Nevertheless, plaintiff argues that the determination of whether plaintiff can make a case
against SIS should not be made at this time as plaintiff needs discovery so that he can potentially
amend his complaint. While discovery could potentially lead plaintiff to individuals within SIS
who could be liable, this does not change the result that the SIS, as an entity as opposed to an
15
individual person, is not a proper defendant in this action as it is not a “person” for purposes of
bringing a Bivens claim. 5 Accordingly, the SIS will be dismissed as a defendant from this action
with prejudice due to plaintiff’s failure to state a claim upon which relief may be granted.
V.
CONCLUSION
For the foregoing reasons, plaintiff’s motion for an extension of time to file his answer
and his motion to withdraw his January 21, 2014 filing are granted.

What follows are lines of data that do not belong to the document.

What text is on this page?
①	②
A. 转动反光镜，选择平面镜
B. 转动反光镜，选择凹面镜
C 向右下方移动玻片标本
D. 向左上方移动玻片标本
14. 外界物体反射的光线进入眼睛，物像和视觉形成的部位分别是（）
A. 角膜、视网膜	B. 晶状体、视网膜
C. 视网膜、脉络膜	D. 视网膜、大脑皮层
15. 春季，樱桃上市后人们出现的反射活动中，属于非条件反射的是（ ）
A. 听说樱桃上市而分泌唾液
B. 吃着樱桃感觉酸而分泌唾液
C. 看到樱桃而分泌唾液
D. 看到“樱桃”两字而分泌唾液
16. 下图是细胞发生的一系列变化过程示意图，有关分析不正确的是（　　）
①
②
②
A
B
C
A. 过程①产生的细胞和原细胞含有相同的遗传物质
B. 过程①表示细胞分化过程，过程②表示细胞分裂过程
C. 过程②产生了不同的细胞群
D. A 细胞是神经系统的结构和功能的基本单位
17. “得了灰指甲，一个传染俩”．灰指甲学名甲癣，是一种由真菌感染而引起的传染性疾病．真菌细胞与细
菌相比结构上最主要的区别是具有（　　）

Plaintiff’s motion for
sanctions or in the alternative to strike defendants’ reply to their motion for summary judgment
is denied. Defendants’ motion for summary judgment or alternatively, to dismiss for failure to
state a claim upon which relief may be granted is granted in part. Plaintiff’s claims against SIS
shall be dismissed with prejudice. An appropriate order will be entered.
DATED: September 16, 2014
s/Robert B. Kugler
ROBERT B. KUGLER
United States District Judge
5
To the extent that plaintiff may be seeking to raise claims against unnamed individual
defendants within the SIS, the proper procedure is to use fictitious names in a proposed amended
complaint and then amend his complaint once those individual names are discovered, as opposed
to naming a federal entity itself in the first instance.